A BANKER described as a rising star has been jailed for two years after embezzling almost £400,000 from Morgan Stanley and blowing the cash on a lavish lifestyle.

George Kalmar, 39, had junior employees transfer money between accounts between September 2012 and February this year and took the cash.

He blew the money on "adult" entertainment, top restaurants, the Savoy hotel and prostitutes in London and overseas.

As the vice-president of the European Settlement department Kalmar knew how the bank procedures worked.

Suspicion was aroused when it was spotted that sizeable amounts had been transferred between accounts and large single payments of up to and over £70,000 were made to a number of bars and restaurants. Two employees were sacked and two resigned.

Represented by John Scott, QC, Kalmar, from Glasgow, pled guilty at Glasgow Sheriff Court to embezzling £387,891 and €23,500 by transferring money to dormant accounts then transferring it to personal and other accounts.

Kalmar began working for the bank in January 2007 in Budapest, but later moved to the headquarters in Glasgow. He was once described as a "rising star" within Morgan Stanley. He gave instructions to junior staff to make payments into dormant accounts which were later transferred into his personal accounts or to accounts of associates.

The court heard that staffing issues last year meant the department was under pressure.

Procurator-fiscal depute Laura Millar said: "Kalmar also knew that as he was not only significantly senior and more experienced than many of those who worked for him, but trusted by them, any input request made by him was unlikely to be questioned or closely scrutinised."
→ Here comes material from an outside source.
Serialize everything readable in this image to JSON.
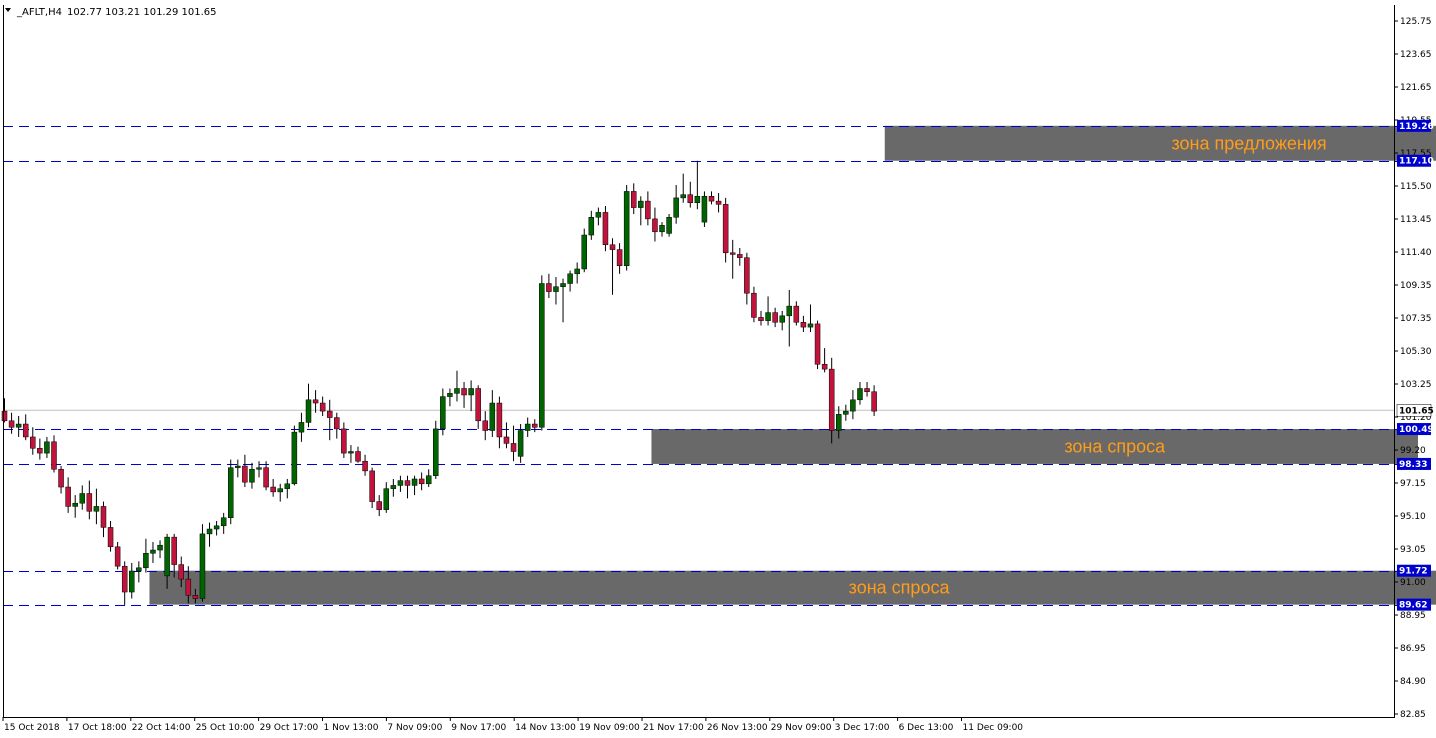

After drawing up the request for the transaction, he sent the majority to junior analysts for processing via the internal messaging system instead of the more traceable email system.

On the one occasion that the instruction was queried, it was referred up the chain to Kalmar, who gave the instruction that the transaction should go ahead.

Investigations were made in early 2013 into the activity of the accounts Kalmar was dealing with and in particular single large payments of up to and over £70,000 were questioned.

Payments were tracked and investigated and then other transfers attracted attention. In March, he made "voluntary admissions".

The court was told that by the time the fraud was discovered Kalmar had spent or transferred most of the money, the majority on "adult" entertainment and drugs.

Ms Millar added the "female associates" referred to in payments were women who provided adult entertainment and some were prostitutes.

The court heard that between 2012 and 2013 Kalmar's wages were £71,256 including an £11,000 bonus paid in February.

Mr Scott told the court Kalmar was once an "excellent fencer" and to the credit of the University of Pennsylvania made it on the All American List three times.

But Kalmar moved to New York for work and found himself in "bad company" and in the late 1990s was jailed for 40 months for assaulting a drug dealer. He moved to Hungary and in 2006 passed background checks for Morgan Stanley. A hearing under the Proceeds of Crime Act will take place at a later date.